函館駅の騒ぎ 対応混乱…銃撃戦まで16時間野放し

2007/9/14
 函館市昭和町で11日未明、長野県佐久市、暴力団員高成仁(こうせいじん)容疑者(52)が警察官と銃撃戦となり、死亡した事件で、高容疑者とみられる男が事件前の10日朝、JR函館駅のホームで利用客に拳銃を突きつけるなどした騒ぎの後の状況が、13日までに明らかになった。警察側が「銃器所持の不審者」情報を得たのは約1時間後。結果的に同駅を出てから約16時間にわたり、拳銃を携行した凶悪犯が野放しになった格好で、目撃から通報、関係機関の対応に至るまで課題を残した。

 JR北海道函館支社によると、男は10日午前8時20分ごろ、同駅5番ホームで函館市内の旅行会社の男性2人に「(列車に)乗れ」と脅し、拳銃のようなものを背中から突きつけた。
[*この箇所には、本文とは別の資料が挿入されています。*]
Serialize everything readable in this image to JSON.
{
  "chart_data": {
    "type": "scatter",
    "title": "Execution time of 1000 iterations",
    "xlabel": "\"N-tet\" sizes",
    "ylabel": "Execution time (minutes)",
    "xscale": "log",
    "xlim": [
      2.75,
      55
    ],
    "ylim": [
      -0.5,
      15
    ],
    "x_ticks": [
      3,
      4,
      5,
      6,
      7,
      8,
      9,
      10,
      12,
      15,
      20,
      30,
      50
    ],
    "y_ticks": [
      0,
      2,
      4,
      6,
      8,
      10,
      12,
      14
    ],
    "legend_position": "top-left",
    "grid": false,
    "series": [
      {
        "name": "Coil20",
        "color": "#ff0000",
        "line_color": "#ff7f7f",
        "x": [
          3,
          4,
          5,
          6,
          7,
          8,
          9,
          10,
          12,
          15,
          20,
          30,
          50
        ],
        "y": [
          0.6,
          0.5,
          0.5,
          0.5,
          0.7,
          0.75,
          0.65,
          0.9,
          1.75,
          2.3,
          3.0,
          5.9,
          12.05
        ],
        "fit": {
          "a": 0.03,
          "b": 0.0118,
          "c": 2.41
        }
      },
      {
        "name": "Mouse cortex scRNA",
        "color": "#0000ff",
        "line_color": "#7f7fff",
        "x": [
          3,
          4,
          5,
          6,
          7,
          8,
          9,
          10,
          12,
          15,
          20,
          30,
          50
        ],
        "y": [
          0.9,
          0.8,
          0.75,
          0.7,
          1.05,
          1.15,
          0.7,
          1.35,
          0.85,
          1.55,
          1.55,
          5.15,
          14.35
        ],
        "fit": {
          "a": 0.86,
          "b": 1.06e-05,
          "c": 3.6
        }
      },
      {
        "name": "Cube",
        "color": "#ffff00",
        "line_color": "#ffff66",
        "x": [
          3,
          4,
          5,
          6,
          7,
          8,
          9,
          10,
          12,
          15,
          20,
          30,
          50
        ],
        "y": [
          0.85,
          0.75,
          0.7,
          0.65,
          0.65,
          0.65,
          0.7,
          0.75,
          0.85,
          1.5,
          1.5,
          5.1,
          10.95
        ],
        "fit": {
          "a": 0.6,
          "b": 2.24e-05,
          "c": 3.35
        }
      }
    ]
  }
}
2人は特急列車に乗り込み、車掌に事情を説明。男性2人は直後に降車して車掌と付近を探したが、すでに男の姿はなかった。

 車掌は同社指令センターを通じて道警函館方面本部鉄道警察隊に電話で連絡したが、当時は不在だったという。同駅職員が同8時25分ごろ、男が改札から出るのを目撃している。

 一方、函館中央署によると、広島県の男性会社員が同8時20分ごろ、男がホームのベンチでセカンドバッグに入った拳銃のようなものをちらつかせているのを目撃。この男性会社員は同9時35分ごろ、函館西署函館駅前交番に届け出た。警察側はこの時点で、初めて「拳銃」を持った不審者の存在を認知した。

 直ちに函館西署員ら12人が駅の構内や周辺を同11時ごろまで捜索したが、男の発見には至らなかった。12人の警官は防弾チョッキの着用など特別な銃器対策を取らず、管内に緊急配備も敷かれなかったという。同本部は「結果的に目撃情報のあった男が高容疑者の可能性がある」とした上で、「(対応は)当時置かれた状況での判断だった」としている。

 函館中央署は13日、札幌で行われた高容疑者の司法解剖の結果を発表。死因は心臓と胸部大動脈の銃創による出血死と判明。銃創は左胸から斜め下の背中にかけての1カ所で、高容疑者が応射した警察官よりも低い位置にいたことが明らかになった。